49. Que les vœux formés par les Bodhisattvas pour le monde s’accomplissent ! Que les pensées de ces Protecteurs se réalisent pour les êtres !

50. Que les Pratyekabuddhas et les Auditeurs soient heureux, toujours honorés avec respect par les dieux, les Asuras, les hommes !

51. Puissé-je arriver à la mémoire de mes vies antérieures et obtenir pour toujours la Terre de Joie64 par la grâce de Mañjughosha !

52. Dans quelque posture que je passe le temps, puissé-je garder mes forces ! Dans toutes mes naissances, puissé-je obtenir le discernement complet !

53. Lorsque je désirerai le voir ou l’interroger, puissé-je voir sans obstacle mon protecteur Mañjughosha !

54. Comme Mañjuçrî marche dans les dix directions et jusqu’aux extrémités du ciel pour le bien des êtres, puissé-je, moi aussi, parcourir ma carrière !

55. Aussi longtemps que durera l’espace et le monde, aussi longtemps puissé-je travailler à détruire les douleurs du monde !

56. Que toute la douleur du monde mûrisse en moi, et que le monde soit heureux par les bonnes œuvres des Bodhisattvas !

57. Unique remède à la douleur du monde, source de toute prospérité et de tout bonheur, que la religion dure longtemps, investie de profits et d’honneurs !

58. Je salue Mañjughosha, par la grâce de qui ma pensée est dirigée vers le bien.
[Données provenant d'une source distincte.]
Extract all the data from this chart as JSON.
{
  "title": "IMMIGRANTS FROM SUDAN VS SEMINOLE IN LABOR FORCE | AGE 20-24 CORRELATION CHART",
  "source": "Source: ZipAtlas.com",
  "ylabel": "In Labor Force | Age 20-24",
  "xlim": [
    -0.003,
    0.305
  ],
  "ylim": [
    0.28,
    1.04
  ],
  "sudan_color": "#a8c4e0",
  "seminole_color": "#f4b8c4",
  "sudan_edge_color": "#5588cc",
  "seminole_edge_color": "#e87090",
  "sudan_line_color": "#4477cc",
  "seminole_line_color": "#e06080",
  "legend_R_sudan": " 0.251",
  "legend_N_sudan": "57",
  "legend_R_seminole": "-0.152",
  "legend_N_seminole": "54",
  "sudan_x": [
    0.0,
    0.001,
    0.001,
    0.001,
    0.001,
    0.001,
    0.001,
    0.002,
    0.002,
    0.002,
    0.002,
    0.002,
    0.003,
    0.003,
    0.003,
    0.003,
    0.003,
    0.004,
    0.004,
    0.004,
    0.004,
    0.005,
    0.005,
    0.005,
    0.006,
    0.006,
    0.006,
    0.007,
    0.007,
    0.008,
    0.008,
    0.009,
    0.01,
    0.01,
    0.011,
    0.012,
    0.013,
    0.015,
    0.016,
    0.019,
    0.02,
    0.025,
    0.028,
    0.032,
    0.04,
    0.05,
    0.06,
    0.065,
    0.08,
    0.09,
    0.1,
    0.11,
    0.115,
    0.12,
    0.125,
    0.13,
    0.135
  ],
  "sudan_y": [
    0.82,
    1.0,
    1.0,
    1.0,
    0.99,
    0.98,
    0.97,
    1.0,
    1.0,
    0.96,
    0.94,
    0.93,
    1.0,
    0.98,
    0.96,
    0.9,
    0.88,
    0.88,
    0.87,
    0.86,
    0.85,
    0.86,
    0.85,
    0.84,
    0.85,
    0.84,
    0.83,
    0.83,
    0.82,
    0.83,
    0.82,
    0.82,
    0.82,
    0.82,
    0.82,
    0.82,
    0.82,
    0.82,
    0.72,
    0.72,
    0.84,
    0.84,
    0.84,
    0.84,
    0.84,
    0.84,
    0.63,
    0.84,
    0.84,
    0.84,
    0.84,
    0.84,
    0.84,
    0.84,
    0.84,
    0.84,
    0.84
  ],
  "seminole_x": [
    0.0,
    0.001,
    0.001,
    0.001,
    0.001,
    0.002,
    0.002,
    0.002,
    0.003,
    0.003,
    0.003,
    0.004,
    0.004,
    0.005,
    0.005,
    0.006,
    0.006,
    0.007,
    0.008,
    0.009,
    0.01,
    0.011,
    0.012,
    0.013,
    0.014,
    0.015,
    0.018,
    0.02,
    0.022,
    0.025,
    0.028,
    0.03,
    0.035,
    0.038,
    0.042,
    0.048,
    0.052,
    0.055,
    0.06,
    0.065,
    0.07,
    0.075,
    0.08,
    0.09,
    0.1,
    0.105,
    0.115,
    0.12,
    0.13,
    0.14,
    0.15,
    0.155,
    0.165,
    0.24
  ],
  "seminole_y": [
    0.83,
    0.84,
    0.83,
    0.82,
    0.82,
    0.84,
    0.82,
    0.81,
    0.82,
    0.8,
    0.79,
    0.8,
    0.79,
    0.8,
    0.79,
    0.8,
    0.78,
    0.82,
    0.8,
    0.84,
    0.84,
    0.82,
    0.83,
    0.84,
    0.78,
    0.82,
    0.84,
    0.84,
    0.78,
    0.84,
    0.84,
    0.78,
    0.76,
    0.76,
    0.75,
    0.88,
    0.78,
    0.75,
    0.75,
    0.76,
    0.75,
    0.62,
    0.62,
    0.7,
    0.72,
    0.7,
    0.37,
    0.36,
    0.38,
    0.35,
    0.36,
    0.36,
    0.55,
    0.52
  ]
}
J’honore le saint Ami par la grâce de qui elle se développe !


NOTES


59. Le parc Nandana est le jardin du palais d’Indra. Sur les arbres taçâlmalî et les arbres des souhaits, v. notes 36 et 28.

60. Vaitaranî, rivière des enfers ; Mandâkinî, rivière du ciel ; Apsaras, nymphes célestes.

61. Cîrî kumârah. Il s’agit de Mañjuçrî, qui est caractérisé par les épithètes de kumâra « prince » et de tricira ou pañcacira « aux trois ou cinq bandelettes ». Cf. Foucher. Iconographie bouddhique, p. 42.

62. Pretas : classe de damnés qui souffrent constamment de la faim.

63. Nom d’un Bodhisattva. Cf. Lalitavistara, chap. xx.

64. Pramuditabhûmi : un des dix stades de la carrière de buddha.